July is hot sun and monsoon. Almost nightly chimeneas or bonfires and margaritas with the neighbors. Dining alfresco and cooking anything you can with fire. Nights warm enough you can lay on the bare ground to look up at the stars, but cool enough you don't need a fan when trying to sleep. Everything is in full green and full bloom come July.

I love July for all of these reasons. I hate it for how crowded it can be, whether on a town street during a weekday or out on a trail. At my professional obligations, there's barely a moment to catch my breath, and I come home either torn and tired and murdered or really wanting a cocktail. Sometimes both. I catch myself mourning the sometimes agonizing quiet of deep winter.

Be that as it may, we embrace this stretch of days that have been named July and ride that snake's tale for all it's worth. It is indeed milk and honey in its halcyon countenance. The feasting time. We hold on so tightly, because like water spilling through closed fingers, it is gone too quickly, leaving just bittersweet memories to savored until the same stretch of days next year.

01 July 2014

Alpine Seduction

Argentine Peak as seen from the Santiago Mine. In the distance is Square Top Mountain...

Part of the ridge of McCellan Mountain looming above the ruins, a corner of bunkhouse roof in the upper right...

I have mentioned the short sweetness, which is mountain summer. Up on the tundra, it's doubly so.
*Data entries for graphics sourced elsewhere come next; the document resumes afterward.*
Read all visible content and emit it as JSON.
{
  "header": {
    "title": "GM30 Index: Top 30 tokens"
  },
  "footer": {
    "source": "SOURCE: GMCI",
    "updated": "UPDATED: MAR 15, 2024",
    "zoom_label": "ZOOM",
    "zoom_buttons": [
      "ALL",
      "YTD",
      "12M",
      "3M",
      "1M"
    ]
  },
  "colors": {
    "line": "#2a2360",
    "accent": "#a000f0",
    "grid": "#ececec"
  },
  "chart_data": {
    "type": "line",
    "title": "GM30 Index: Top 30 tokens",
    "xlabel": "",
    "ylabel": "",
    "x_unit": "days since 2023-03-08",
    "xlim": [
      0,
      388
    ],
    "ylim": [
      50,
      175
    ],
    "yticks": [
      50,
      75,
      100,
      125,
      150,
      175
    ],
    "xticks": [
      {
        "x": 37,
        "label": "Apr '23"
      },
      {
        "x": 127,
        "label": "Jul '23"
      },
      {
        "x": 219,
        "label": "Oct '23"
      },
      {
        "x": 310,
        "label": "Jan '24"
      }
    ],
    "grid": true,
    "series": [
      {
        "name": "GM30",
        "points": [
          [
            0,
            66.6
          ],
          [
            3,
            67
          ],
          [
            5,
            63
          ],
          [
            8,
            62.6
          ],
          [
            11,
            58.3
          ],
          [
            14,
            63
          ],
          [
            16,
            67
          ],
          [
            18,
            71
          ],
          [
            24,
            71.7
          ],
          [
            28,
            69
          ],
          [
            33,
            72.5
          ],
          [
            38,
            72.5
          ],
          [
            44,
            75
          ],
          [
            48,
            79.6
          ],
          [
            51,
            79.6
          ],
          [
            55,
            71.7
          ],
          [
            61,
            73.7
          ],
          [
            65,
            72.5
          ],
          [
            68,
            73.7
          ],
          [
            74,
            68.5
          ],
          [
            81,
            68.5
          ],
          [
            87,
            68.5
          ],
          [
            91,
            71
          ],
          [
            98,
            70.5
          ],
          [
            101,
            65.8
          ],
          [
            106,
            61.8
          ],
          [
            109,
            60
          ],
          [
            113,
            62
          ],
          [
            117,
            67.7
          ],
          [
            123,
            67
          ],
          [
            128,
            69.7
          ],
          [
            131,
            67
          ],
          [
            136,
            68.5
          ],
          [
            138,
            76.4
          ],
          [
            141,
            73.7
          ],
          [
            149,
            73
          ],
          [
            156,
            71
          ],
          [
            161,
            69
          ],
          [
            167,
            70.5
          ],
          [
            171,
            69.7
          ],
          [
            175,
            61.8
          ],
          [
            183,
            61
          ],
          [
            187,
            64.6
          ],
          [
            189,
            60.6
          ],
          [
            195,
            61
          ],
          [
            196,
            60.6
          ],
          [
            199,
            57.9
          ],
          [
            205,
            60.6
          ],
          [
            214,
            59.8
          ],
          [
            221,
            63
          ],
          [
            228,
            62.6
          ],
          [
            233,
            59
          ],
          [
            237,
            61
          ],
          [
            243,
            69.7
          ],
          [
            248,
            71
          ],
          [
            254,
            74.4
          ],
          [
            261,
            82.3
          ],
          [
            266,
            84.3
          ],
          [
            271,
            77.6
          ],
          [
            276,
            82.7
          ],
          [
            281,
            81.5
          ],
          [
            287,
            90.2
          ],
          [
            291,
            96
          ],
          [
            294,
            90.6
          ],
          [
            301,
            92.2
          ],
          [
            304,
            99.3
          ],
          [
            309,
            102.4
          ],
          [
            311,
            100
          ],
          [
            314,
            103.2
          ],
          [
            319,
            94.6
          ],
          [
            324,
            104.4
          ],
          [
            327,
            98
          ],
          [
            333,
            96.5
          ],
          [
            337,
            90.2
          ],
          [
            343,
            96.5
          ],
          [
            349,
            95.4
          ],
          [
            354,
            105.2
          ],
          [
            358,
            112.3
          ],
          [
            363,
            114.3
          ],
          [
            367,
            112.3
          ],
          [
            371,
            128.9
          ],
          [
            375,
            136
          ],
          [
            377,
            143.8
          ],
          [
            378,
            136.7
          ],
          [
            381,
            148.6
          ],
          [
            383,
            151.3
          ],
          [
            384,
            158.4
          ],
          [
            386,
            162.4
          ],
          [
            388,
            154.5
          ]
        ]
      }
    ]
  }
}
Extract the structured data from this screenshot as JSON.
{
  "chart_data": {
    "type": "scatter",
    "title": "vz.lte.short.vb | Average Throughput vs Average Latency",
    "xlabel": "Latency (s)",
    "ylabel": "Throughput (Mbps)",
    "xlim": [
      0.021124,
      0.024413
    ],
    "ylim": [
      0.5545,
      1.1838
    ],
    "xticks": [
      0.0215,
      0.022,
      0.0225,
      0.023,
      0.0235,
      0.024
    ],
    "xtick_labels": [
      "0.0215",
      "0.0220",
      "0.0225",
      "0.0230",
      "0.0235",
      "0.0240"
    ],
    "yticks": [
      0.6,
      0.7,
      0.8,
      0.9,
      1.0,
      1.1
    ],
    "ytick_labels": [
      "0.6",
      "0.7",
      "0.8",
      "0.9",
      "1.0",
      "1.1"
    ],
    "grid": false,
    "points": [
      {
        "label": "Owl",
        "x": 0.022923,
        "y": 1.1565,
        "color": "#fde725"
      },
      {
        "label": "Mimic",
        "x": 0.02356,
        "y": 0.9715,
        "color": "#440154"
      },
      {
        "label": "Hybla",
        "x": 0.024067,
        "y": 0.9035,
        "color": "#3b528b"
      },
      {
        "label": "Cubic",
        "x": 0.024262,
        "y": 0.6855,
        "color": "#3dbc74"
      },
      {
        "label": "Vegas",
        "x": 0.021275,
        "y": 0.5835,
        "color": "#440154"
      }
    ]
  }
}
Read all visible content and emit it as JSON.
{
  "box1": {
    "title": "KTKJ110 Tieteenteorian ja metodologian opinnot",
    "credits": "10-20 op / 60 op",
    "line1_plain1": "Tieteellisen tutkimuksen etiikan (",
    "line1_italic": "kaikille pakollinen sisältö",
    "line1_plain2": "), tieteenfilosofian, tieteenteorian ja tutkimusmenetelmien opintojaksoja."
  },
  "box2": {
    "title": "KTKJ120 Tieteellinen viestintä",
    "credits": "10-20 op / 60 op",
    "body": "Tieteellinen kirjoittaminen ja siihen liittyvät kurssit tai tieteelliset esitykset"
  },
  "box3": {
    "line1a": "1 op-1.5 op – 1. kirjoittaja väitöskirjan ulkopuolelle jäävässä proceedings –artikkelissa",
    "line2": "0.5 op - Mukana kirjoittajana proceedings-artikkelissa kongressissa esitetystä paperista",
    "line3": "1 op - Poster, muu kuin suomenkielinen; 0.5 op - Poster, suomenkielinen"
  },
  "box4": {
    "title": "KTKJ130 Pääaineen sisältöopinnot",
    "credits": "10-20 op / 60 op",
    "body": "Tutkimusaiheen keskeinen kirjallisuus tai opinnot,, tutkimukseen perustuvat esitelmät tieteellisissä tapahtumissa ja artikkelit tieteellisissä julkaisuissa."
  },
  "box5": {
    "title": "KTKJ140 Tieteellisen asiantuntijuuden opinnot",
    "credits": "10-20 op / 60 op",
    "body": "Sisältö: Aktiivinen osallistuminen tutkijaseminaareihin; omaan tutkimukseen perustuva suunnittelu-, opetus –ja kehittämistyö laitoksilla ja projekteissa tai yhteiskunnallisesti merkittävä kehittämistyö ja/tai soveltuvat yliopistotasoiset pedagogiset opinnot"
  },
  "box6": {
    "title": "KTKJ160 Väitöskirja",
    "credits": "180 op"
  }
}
It is said for every thousand vertical gained in the mountains is equal to traveling six-hundred miles north in latitude. Another factoid that fascinates me about this place; walking the world and its different environments just by climbing.

At twelve-thousand three hundred, the wildflowers were already in bloom. The sky was that shade of blue and fluffy cotton candy clouds drifted slowly overhead. Sometimes, the wind would kick up, almost Tibetan in its ferocity, reminding us it was a good idea to have jackets.

I really do dig the alpine. The grand panoramas and imposing peaks, so different than the wide open spaces of nowhere of which I grew up on. Its severity, in any season. The type of place one can disappear, whether intentionally or not, and never be heard from again. I find an odd sense of poetry in that.

The mill, the whole excuse we used to get up there, had survived the winter well. We delighted in the hubris of a jeeper bogging down in a field of dirty ivory below the ruins. One of our lot, the former dogcatcher-"animal control officer, get it fucking right!"-a man I think of as the Spider Jerusalem of the county, what for his personality and dysfunctional acts of simple humanity, guided a few travelers around the old buildings. I wandered amongst the rocks and wildflowers. It was a good day.

Although some of my wanders promise to take me above the trees, there is a certain comfort that'll I'll be up on the tundra on a steady basis this summer. I even have something of a base camp. The fact I may have to provide a history lesson to random people in four by fours, dirt bikes, and ATVs is simply the price of admission.